# my leopard geckos



## mantidsandgeckos (Sep 28, 2009)

found a breeder here that sells leopard geckos other than wild type or high yellow  

patternless

















Wild type
















(sleeping  )

Sunglow


----------



## spicey (Sep 28, 2009)

very cute. We used to have one years ago. Now I've promised my 11 year old that he can get one if he keeps his grades up at school this first semester. It's a good incentive for him.


----------



## mantidsaresweet (Sep 28, 2009)

Me and my little sister want some of those and I would love to try my hand at breeding them too. Still a lot of research to do though :lol: 

Those little guys look great!


----------



## mantidsandgeckos (Sep 29, 2009)

mantidsaresweet said:


> Me and my little sister want some of those and I would love to try my hand at breeding them too. Still a lot of research to do though :lol: Those little guys look great!

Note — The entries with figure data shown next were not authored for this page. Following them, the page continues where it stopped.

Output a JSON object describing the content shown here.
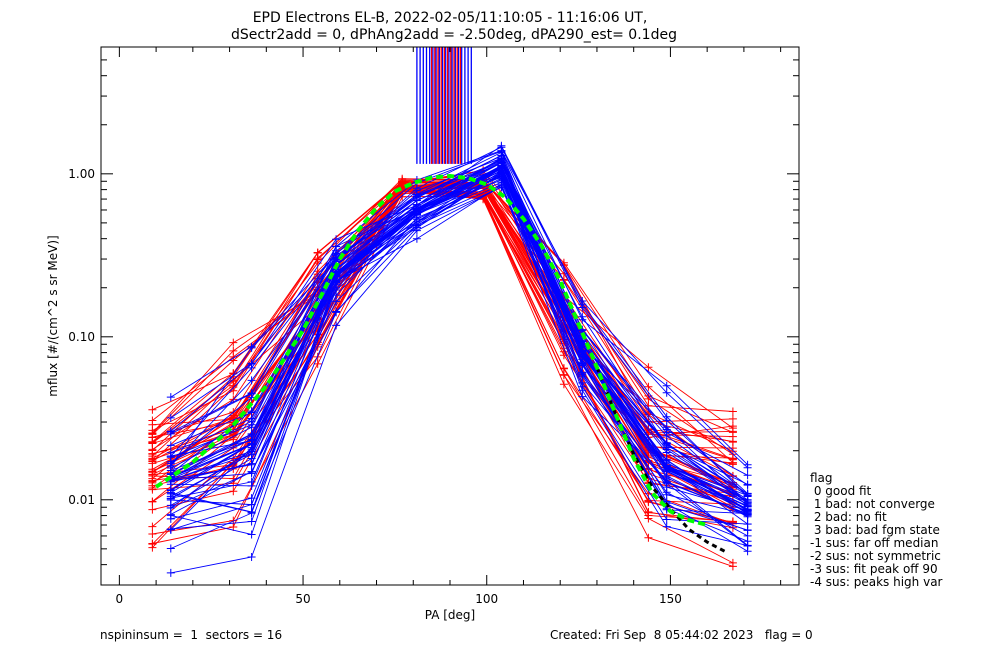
{
  "chart_data": {
    "type": "line",
    "title_line1": "EPD Electrons EL-B, 2022-02-05/11:10:05 - 11:16:06 UT,",
    "title_line2": "dSectr2add = 0, dPhAng2add = -2.50deg, dPA290_est=   0.1deg",
    "xlabel": "PA [deg]",
    "ylabel": "mflux [#/(cm^2 s sr MeV)]",
    "xlim": [
      -5,
      185
    ],
    "ylim": [
      0.003,
      6
    ],
    "y_scale": "log",
    "x_ticks": [
      0,
      50,
      100,
      150
    ],
    "y_ticks": [
      0.01,
      0.1,
      1.0
    ],
    "y_tick_labels": [
      "0.01",
      "0.10",
      "1.00"
    ],
    "pa_bins_red": [
      9,
      31,
      54,
      77,
      99,
      121,
      144,
      167
    ],
    "pa_bins_blue": [
      14,
      36,
      59,
      81,
      104,
      126,
      149,
      171
    ],
    "envelope_red": {
      "lo": [
        0.0045,
        0.0048,
        0.045,
        0.7,
        0.6,
        0.04,
        0.004,
        0.003
      ],
      "hi": [
        0.046,
        0.13,
        0.4,
        0.95,
        1.1,
        0.35,
        0.075,
        0.041
      ]
    },
    "envelope_blue": {
      "lo": [
        0.0035,
        0.004,
        0.11,
        0.34,
        0.7,
        0.034,
        0.005,
        0.0045
      ],
      "hi": [
        0.05,
        0.12,
        0.56,
        1.05,
        1.7,
        0.19,
        0.052,
        0.017
      ]
    },
    "fit_green": {
      "x": [
        10,
        20,
        30,
        40,
        50,
        55,
        60,
        65,
        70,
        75,
        80,
        85,
        90,
        95,
        100,
        105,
        110,
        115,
        120,
        125,
        130,
        135,
        140,
        145,
        150,
        155,
        160
      ],
      "y": [
        0.012,
        0.017,
        0.027,
        0.05,
        0.11,
        0.18,
        0.3,
        0.45,
        0.62,
        0.78,
        0.88,
        0.95,
        0.97,
        0.94,
        0.86,
        0.72,
        0.53,
        0.36,
        0.22,
        0.12,
        0.065,
        0.034,
        0.018,
        0.011,
        0.0085,
        0.0075,
        0.007
      ]
    },
    "fit_black": {
      "x": [
        130,
        135,
        140,
        145,
        150,
        155,
        160,
        165
      ],
      "y": [
        0.065,
        0.034,
        0.019,
        0.012,
        0.0088,
        0.0066,
        0.0055,
        0.0048
      ]
    },
    "spike_bands": [
      {
        "x0": 81,
        "x1": 96,
        "color": "#0000ff"
      },
      {
        "x0": 85,
        "x1": 93,
        "color": "#ff0000"
      }
    ],
    "colors": {
      "red": "#ff0000",
      "blue": "#0000ff",
      "green": "#00ff00",
      "black": "#000000"
    }
  },
  "legend": {
    "title": "flag",
    "items": [
      " 0 good fit",
      " 1 bad: not converge",
      " 2 bad: no fit",
      " 3 bad: bad fgm state",
      "-1 sus: far off median",
      "-2 sus: not symmetric",
      "-3 sus: fit peak off 90",
      "-4 sus: peaks high var"
    ]
  },
  "footer": {
    "left": "nspininsum =  1  sectors = 16",
    "right": "Created: Fri Sep  8 05:44:02 2023   flag = 0"
  }
}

Im sure you wont regret  Just dont keep them on sand and dont keep males together


----------



## Lizard (Oct 6, 2009)

friendofgeckos said:


> Im sure you wont regret  Just dont keep them on sand and dont keep males together


I keep my 6 year old couple on sand.

Never had any problems.

and 3 months ago my first infant.

I just got em 8 months.

For the rest I know all breeders in the reptile club I'm in keep em on sand.

Greetings.

Collared lizard.


----------



## mantidsaresweet (Oct 6, 2009)

Yeah I heard that sand is bad for young ones. Once they get over 6 inches though I think it is ok.


----------



## MantidLord (Oct 7, 2009)

Awesome pics, yet another lizard to add to the list.


----------



## wangi (Dec 26, 2009)

Collared lizard said:


> I keep my 6 year old couple on sand. Never had any problems.
> 
> and 3 months ago my first infant.
> 
> ...


Yeah, my first male I kept on sand for 7 years. I switched to kitchen roll when he got impacted and nearly died. Sand really isn't worth the risk, even though it looks nice. Kitchen roll I always think looks quite nice, very clean. My last leo was kept on large river pebbles with kitchen roll in one area where I put her food, so the mealworms didn't wriggle under the pebbles. Looked very nice.

Beautiful, stunning geckos there, look good and healthy too. Gotta love leopard geckos, they are very common but thre's good reason for that and every one looks different! Good luck with them.


----------